The ‘Exact’ Reason that made China flee from Doklam

china doklam crisis

The Chinese backing down at Doklam has been alternately getting overrated and underrated alike. While some tabloids have started absurd comparisons (such as calling Ajit Doval some kind of ‘James Bond’), others have been quite openly calling India a nation of dumb luck. Reality is quite different despite these farfetched claims.

After the 1962 conflict, China entered a brief period of political isolation in the world. With the Sino-Soviet split, India effectively became friends with China’s worst enemy – the Soviet Union. During the 1971 war with Pakistan, a decisive turning point was reached by both India and China – China realized that it would have to become the meanest military power in the region indigenously while India stopped its indigenous manufacturing stint and began its era of becoming an international arms dustbin (evident from the disappearance of the iconic Vijayanta tanks that won the 1971 war for us). Throughout the era of Deng Xiaoping, China was quietly strengthening its industrial muscle and today it stands at a point wherein the Chinese army could sustain long term wars with little to no international assistance from a resource point of view.

China’s infrastructural backbone in Tibet built largely by Tibetan slave labour has made Chinese mobilizations in Tibet some of the most herculean and fearful ones in recent history dwarfing the slow moving Indian infrastructural build up in the region. Even on the technology front, the Chinese army’s closest rivals are only Russia and the USA. And yet for all these advantages, China backed down. The reason is pretty self-evident.

China miscalculated on the actions of its lapdog North Korea, and unfortunately for them, the USA has recently elected one of history’s most unstable lunatics as its President. This quite easily played to India’s advantage as China was forced into a dangerous 2-front situation which it has been trying to avoid throughout history – on one front, Trump threatens war of the kind last threatened by Dwight Eisenhower in 1956, while on the other front India stands ready to fight a defensive war if necessary.

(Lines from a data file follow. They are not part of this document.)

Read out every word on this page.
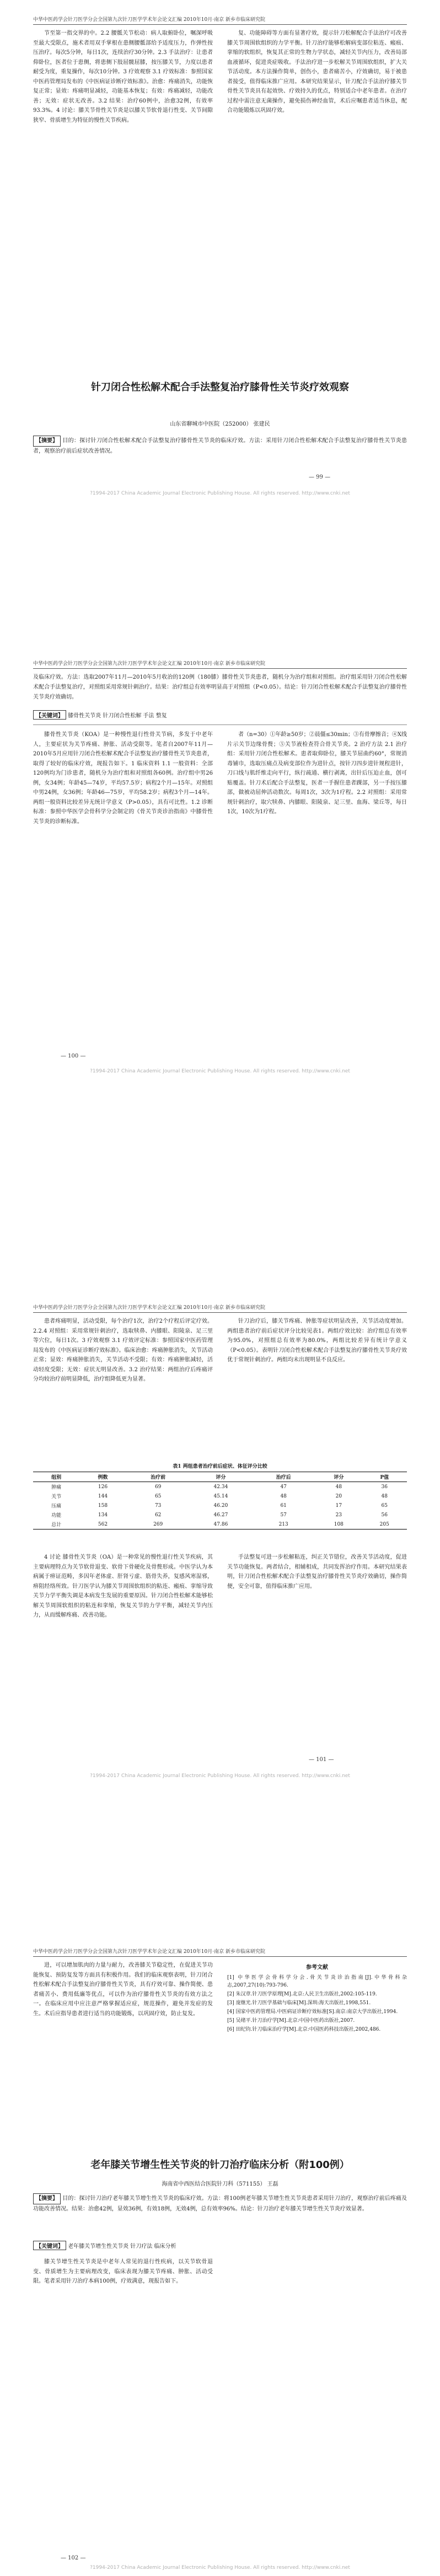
中华中医药学会针刀医学分会全国第九次针刀医学学术年会论文汇编 2010年10月·南京 新乡市临床研究院

节至第一指交界的中。2.2 腰骶关节松动：病人取俯卧位，嘱深呼吸至最大受限点，施术者用双手掌根在患侧腰骶部给予适度压力，作弹性按压治疗。每次5分钟，每日1次，连续治疗30分钟。2.3 手法治疗：让患者仰卧位，医者位于患侧，将患侧下肢屈髋屈膝，按压膝关节，力度以患者耐受为度，重复操作，每次10分钟。3 疗效观察 3.1 疗效标准：参照国家中医药管理局发布的《中医病证诊断疗效标准》。治愈：疼痛消失，功能恢复正常；显效：疼痛明显减轻，功能基本恢复；有效：疼痛减轻，功能改善；无效：症状无改善。3.2 结果：治疗60例中，治愈32例，有效率93.3%。4 讨论：膝关节骨性关节炎是以膝关节软骨退行性变、关节间隙狭窄、骨质增生为特征的慢性关节疾病。

复、功能障碍等方面有显著疗效，提示针刀松解配合手法治疗可改善膝关节周围软组织的力学平衡。针刀治疗能够松解病变部位粘连、瘢痕、挛缩的软组织，恢复其正常的生物力学状态，减轻关节内压力，改善局部血液循环，促进炎症吸收。手法治疗进一步松解关节周围软组织，扩大关节活动度。本方法操作简单，创伤小，患者痛苦小，疗效确切，易于被患者接受，值得临床推广应用。本研究结果显示，针刀配合手法治疗膝关节骨性关节炎具有起效快、疗效持久的优点，特别适合中老年患者。在治疗过程中需注意无菌操作，避免损伤神经血管，术后应嘱患者适当休息，配合功能锻炼以巩固疗效。

针刀闭合性松解术配合手法整复治疗膝骨性关节炎疗效观察
山东省聊城市中医院（252000） 张建民
【摘要】 目的：探讨针刀闭合性松解术配合手法整复治疗膝骨性关节炎的临床疗效。方法：采用针刀闭合性松解术配合手法整复治疗膝骨性关节炎患者，观察治疗前后症状改善情况。
— 99 —
?1994-2017 China Academic Journal Electronic Publishing House. All rights reserved. http://www.cnki.net
中华中医药学会针刀医学分会全国第九次针刀医学学术年会论文汇编 2010年10月·南京 新乡市临床研究院
及临床疗效。方法：选取2007年11月—2010年5月收治的120例（180膝）膝骨性关节炎患者，随机分为治疗组和对照组。治疗组采用针刀闭合性松解术配合手法整复治疗，对照组采用常规针刺治疗。结果：治疗组总有效率明显高于对照组（P<0.05）。结论：针刀闭合性松解术配合手法整复治疗膝骨性关节炎疗效确切。
【关键词】 膝骨性关节炎 针刀闭合性松解 手法 整复

膝骨性关节炎（KOA）是一种慢性退行性骨关节病，多发于中老年人，主要症状为关节疼痛、肿胀、活动受限等。笔者自2007年11月—2010年5月应用针刀闭合性松解术配合手法整复治疗膝骨性关节炎患者，取得了较好的临床疗效，现报告如下。1 临床资料 1.1 一般资料：全部120例均为门诊患者，随机分为治疗组和对照组各60例。治疗组中男26例，女34例；年龄45—74岁，平均57.5岁；病程2个月—15年。对照组中男24例，女36例；年龄46—75岁，平均58.2岁；病程3个月—14年。两组一般资料比较差异无统计学意义（P>0.05），具有可比性。1.2 诊断标准：参照中华医学会骨科学分会制定的《骨关节炎诊治指南》中膝骨性关节炎的诊断标准。

者（n=30）①年龄≥50岁；②晨僵≤30min；③有骨摩擦音；④X线片示关节边缘骨赘；⑤关节液检查符合骨关节炎。2 治疗方法 2.1 治疗组：采用针刀闭合性松解术。患者取仰卧位，膝关节屈曲约60°，常规消毒铺巾，选取压痛点及病变部位作为进针点，按针刀四步进针规程进针，刀口线与肌纤维走向平行，纵行疏通、横行剥离，出针后压迫止血，创可贴覆盖。针刀术后配合手法整复，医者一手握住患者踝部，另一手按压膝部，做被动屈伸活动数次。每周1次，3次为1疗程。2.2 对照组：采用常规针刺治疗，取穴犊鼻、内膝眼、阳陵泉、足三里、血海、梁丘等，每日1次，10次为1疗程。

— 100 —
?1994-2017 China Academic Journal Electronic Publishing House. All rights reserved. http://www.cnki.net
中华中医药学会针刀医学分会全国第九次针刀医学学术年会论文汇编 2010年10月·南京 新乡市临床研究院

患者疼痛明显，活动受限，每个治疗1次，治疗2个疗程后评定疗效。2.2.4 对照组：采用常规针刺治疗，选取犊鼻、内膝眼、阳陵泉、足三里等穴位，每日1次。3 疗效观察 3.1 疗效评定标准：参照国家中医药管理局发布的《中医病证诊断疗效标准》。临床治愈：疼痛肿胀消失，关节活动正常；显效：疼痛肿胀消失，关节活动不受限；有效：疼痛肿胀减轻，活动轻度受限；无效：症状无明显改善。3.2 治疗结果：两组治疗后疼痛评分均较治疗前明显降低，治疗组降低更为显著。

针刀治疗后，膝关节疼痛、肿胀等症状明显改善，关节活动度增加。两组患者治疗前后症状评分比较见表1。两组疗效比较：治疗组总有效率为95.0%，对照组总有效率为80.0%，两组比较差异有统计学意义（P<0.05）。表明针刀闭合性松解术配合手法整复治疗膝骨性关节炎疗效优于常规针刺治疗。两组均未出现明显不良反应。

表1 两组患者治疗前后症状、体征评分比较
组别	例数	治疗前	评分	治疗后	评分	P值
肿痛	126	69	42.34	47	48	36
关节	144	65	45.14	48	20	48
压痛	158	73	46.20	61	17	65
功能	134	62	46.27	57	23	56
总计	562	269	47.86	213	108	205

4 讨论 膝骨性关节炎（OA）是一种常见的慢性退行性关节疾病，其主要病理特点为关节软骨退变、软骨下骨硬化及骨赘形成。中医学认为本病属于痹证范畴，多因年老体虚、肝肾亏虚、筋骨失养，复感风寒湿邪，痹阻经络所致。针刀医学认为膝关节周围软组织的粘连、瘢痕、挛缩导致关节力学平衡失调是本病发生发展的重要原因。针刀闭合性松解术能够松解关节周围软组织的粘连和挛缩，恢复关节的力学平衡，减轻关节内压力，从而缓解疼痛、改善功能。

手法整复可进一步松解粘连，纠正关节错位，改善关节活动度，促进关节功能恢复。两者结合，相辅相成，共同发挥治疗作用。本研究结果表明，针刀闭合性松解术配合手法整复治疗膝骨性关节炎疗效确切，操作简便，安全可靠，值得临床推广应用。

— 101 —
?1994-2017 China Academic Journal Electronic Publishing House. All rights reserved. http://www.cnki.net
中华中医药学会针刀医学分会全国第九次针刀医学学术年会论文汇编 2010年10月·南京 新乡市临床研究院

进，可以增加肌肉的力量与耐力，改善膝关节稳定性，在促进关节功能恢复、预防复发等方面具有积极作用。我们的临床观察表明，针刀闭合性松解术配合手法整复治疗膝骨性关节炎，具有疗效可靠、操作简便、患者痛苦小、费用低廉等优点，可以作为治疗膝骨性关节炎的有效方法之一。在临床应用中应注意严格掌握适应症，规范操作，避免并发症的发生。术后应指导患者进行适当的功能锻炼，以巩固疗效，防止复发。

参考文献
[1] 中华医学会骨科学分会.骨关节炎诊治指南[J].中华骨科杂志,2007,27(10):793-796.
[2] 朱汉章.针刀医学原理[M].北京:人民卫生出版社,2002:105-119.
[3] 庞继光.针刀医学基础与临床[M].深圳:海天出版社,1998,551.
[4] 国家中医药管理局.中医病证诊断疗效标准[S].南京:南京大学出版社,1994.
[5] 吴绪平.针刀治疗学[M].北京:中国中医药出版社,2007.
[6] 田纪钧.针刀临床治疗学[M].北京:中国医药科技出版社,2002,486.
老年膝关节增生性关节炎的针刀治疗临床分析（附100例）
海南省中西医结合医院针刀科（571155） 王磊
【摘要】 目的：探讨针刀治疗老年膝关节增生性关节炎的临床疗效。方法：将100例老年膝关节增生性关节炎患者采用针刀治疗，观察治疗前后疼痛及功能改善情况。结果：治愈42例，显效36例，有效18例，无效4例，总有效率96%。结论：针刀治疗老年膝关节增生性关节炎疗效显著。
【关键词】 老年膝关节增生性关节炎 针刀疗法 临床分析

膝关节增生性关节炎是中老年人常见的退行性疾病，以关节软骨退变、骨质增生为主要病理改变，临床表现为膝关节疼痛、肿胀、活动受限。笔者采用针刀治疗本病100例，疗效满意，现报告如下。

— 102 —
?1994-2017 China Academic Journal Electronic Publishing House. All rights reserved. http://www.cnki.net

A Man who doesn’t care about what the World think about him

Ever since the Korean War in the early 1950s, China’s greatest paranoia has been a US led encirclement and for this reason, China follows a policy of promoting armed Communism in its neighbourhood which includes the Naxalite movement that began just after the 1962 war ended. The US on the other hand has its lapdogs in the region – South Korea, Japan, Taiwan. While India is no lapdog but is certainly a nation that looks up to USA.

India’s overwhelming dependence on the American arms industry is in itself an investment the Americans would want to jealously guard in the subcontinent. Any aggressive moves towards India would mean armed American intervention against the Chinese – renewing the old state of affairs that had existed during the Korean and Vietnam Wars. India has shown to the world the one thing it seems to have mastered in all this – its international nuisance potential. Whether we like it or not, we mobilized international opinion against China, fuelling further their perennial paranoia of capitalist encirclement. The only friends China has are Pakistan and Sri Lanka – 2 friends who have proven to be liabilities more than assets considering their inability to give India any kind of direct military trouble.

Russia’s ominous silence in the entirety of the Doklam crisis only showcases that even China ’s new best friends are not in a position to support them.

So in a way, the temporary thaw on India’s eastern front is largely because of China losing control of North Korean aggression. If anything, India would do well to learn that the only way to go forward is by following the Chinese example of an indigenous military-based industrial build up which might take years to achieve but nevertheless has to be achieved. We cannot be relying on the circumstantial kindness of the universe to thaw down our conflicts, as this time, it is North Korea’s actions that seem to have thawed the Doklam situation.

However, tomorrow, if there is no North Korean aggression to put China in a 2-front situation, China can have its war with India and considering the doddering US economy, we will not have allies either. In all this mutually assured destruction between India and China, the real victor would be Russia who now has gained a free hand in Syria and Ukraine thanks to the diversion of world attention to China. While China stands as an example of indigenously built self-sufficient military muscle, Russia stands as an example of the only nation that has understood the method to break and frustrate the USA’s century long policy of encirclement – something that military heavyweights like Nazi Germany and the Soviet Union failed at. If India does not take this as a chance to learn something new, India might find it difficult to exist in the generation to come.